We suggest you seriously consider plan G or N. As to which insurance company to choose, remember that they all provide the same benefits. Focus on the premium cost and company name. Have you ever heard of the company in a good or bad light? Pick the one that makes the most sense and done! Well almost…

Now you need a prescription drug plan, Plan D. If you take only a few of the typical medications a senior may use and can get generic, most plans offered will probably do and the only difference is plan cost. If, however you require specific and expensive medications then you will need to use the drug plan calculator on the Medicare web site or use an insurance agent who specializes in Medicare. The later would be my choice since drug plans can change annually so some level of monitoring your drug costs is recommended. There is no one best plan. Now you are really done and can enjoy one of the few benefits of getting older!

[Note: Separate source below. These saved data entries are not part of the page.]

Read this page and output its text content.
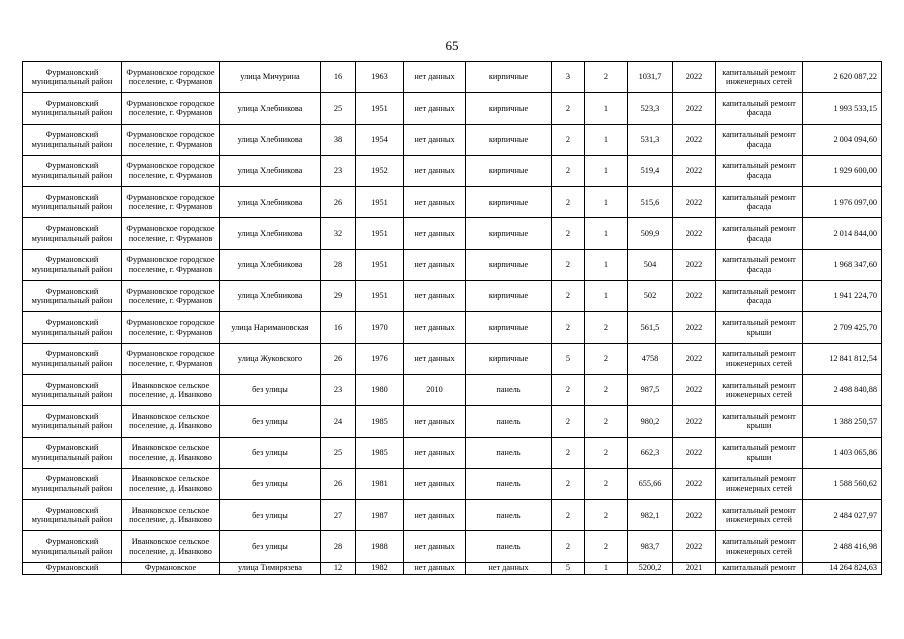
65
Фурмановский муниципальный район	Фурмановское городское поселение, г. Фурманов	улица Мичурина	16	1963	нет данных	кирпичные	3	2	1031,7	2022	капитальный ремонт инженерных сетей	2 620 087,22
Фурмановский муниципальный район	Фурмановское городское поселение, г. Фурманов	улица Хлебникова	25	1951	нет данных	кирпичные	2	1	523,3	2022	капитальный ремонт фасада	1 993 533,15
Фурмановский муниципальный район	Фурмановское городское поселение, г. Фурманов	улица Хлебникова	38	1954	нет данных	кирпичные	2	1	531,3	2022	капитальный ремонт фасада	2 004 094,60
Фурмановский муниципальный район	Фурмановское городское поселение, г. Фурманов	улица Хлебникова	23	1952	нет данных	кирпичные	2	1	519,4	2022	капитальный ремонт фасада	1 929 600,00
Фурмановский муниципальный район	Фурмановское городское поселение, г. Фурманов	улица Хлебникова	26	1951	нет данных	кирпичные	2	1	515,6	2022	капитальный ремонт фасада	1 976 097,00
Фурмановский муниципальный район	Фурмановское городское поселение, г. Фурманов	улица Хлебникова	32	1951	нет данных	кирпичные	2	1	509,9	2022	капитальный ремонт фасада	2 014 844,00
Фурмановский муниципальный район	Фурмановское городское поселение, г. Фурманов	улица Хлебникова	28	1951	нет данных	кирпичные	2	1	504	2022	капитальный ремонт фасада	1 968 347,60
Фурмановский муниципальный район	Фурмановское городское поселение, г. Фурманов	улица Хлебникова	29	1951	нет данных	кирпичные	2	1	502	2022	капитальный ремонт фасада	1 941 224,70
Фурмановский муниципальный район	Фурмановское городское поселение, г. Фурманов	улица Наримановская	16	1970	нет данных	кирпичные	2	2	561,5	2022	капитальный ремонт крыши	2 709 425,70
Фурмановский муниципальный район	Фурмановское городское поселение, г. Фурманов	улица Жуковского	26	1976	нет данных	кирпичные	5	2	4758	2022	капитальный ремонт инженерных сетей	12 841 812,54
Фурмановский муниципальный район	Иванковское сельское поселение, д. Иванково	без улицы	23	1980	2010	панель	2	2	987,5	2022	капитальный ремонт инженерных сетей	2 498 840,88
Фурмановский муниципальный район	Иванковское сельское поселение, д. Иванково	без улицы	24	1985	нет данных	панель	2	2	980,2	2022	капитальный ремонт крыши	1 388 250,57
Фурмановский муниципальный район	Иванковское сельское поселение, д. Иванково	без улицы	25	1985	нет данных	панель	2	2	662,3	2022	капитальный ремонт крыши	1 403 065,86
Фурмановский муниципальный район	Иванковское сельское поселение, д. Иванково	без улицы	26	1981	нет данных	панель	2	2	655,66	2022	капитальный ремонт инженерных сетей	1 588 560,62
Фурмановский муниципальный район	Иванковское сельское поселение, д. Иванково	без улицы	27	1987	нет данных	панель	2	2	982,1	2022	капитальный ремонт инженерных сетей	2 484 027,97
Фурмановский муниципальный район	Иванковское сельское поселение, д. Иванково	без улицы	28	1988	нет данных	панель	2	2	983,7	2022	капитальный ремонт инженерных сетей	2 488 416,98
Фурмановский	Фурмановское	улица Тимирязева	12	1982	нет данных	нет данных	5	1	5200,2	2021	капитальный ремонт	14 264 824,63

A few final words regarding Medicare Advantage Plans.  These plans combine Parts A, B, D and sometimes include dental and vision. They are private insurance company plans which are similar to HMOs. Medicare Advantage Plans are usually the lower cost choice but are limited regarding geographic area of coverage as well as approved medical providers and all have co-pays which can add up. Also, referrals are often necessary for specialists.

Because Medicare Advantage Plans can be very local, coverage may be restricted to just a geographic area with no coverage if you are away from home. They experience changes more frequently than do supplemental plans. Their low cost is appealing, particularly for someone who is in good health. However, if after being on Medicare Advantage you decide you do not like the limitations and you wish to switch to a Medigap plan, you will be subject to medical underwriting which can restrict your ability to change.

The “Medicare for Dummies” takeaways:

  • Relax, you will like being on Medicare.
  • For a supplement plan consider G or N.
  • For drug plans consider your medication costs or speaking to your pharmacist as to what they see most often.
  • Lastly, consider utilizing a trusted Medicare insurance agent to make these decisions. Insurance costs will be the same as if you went through the process alone.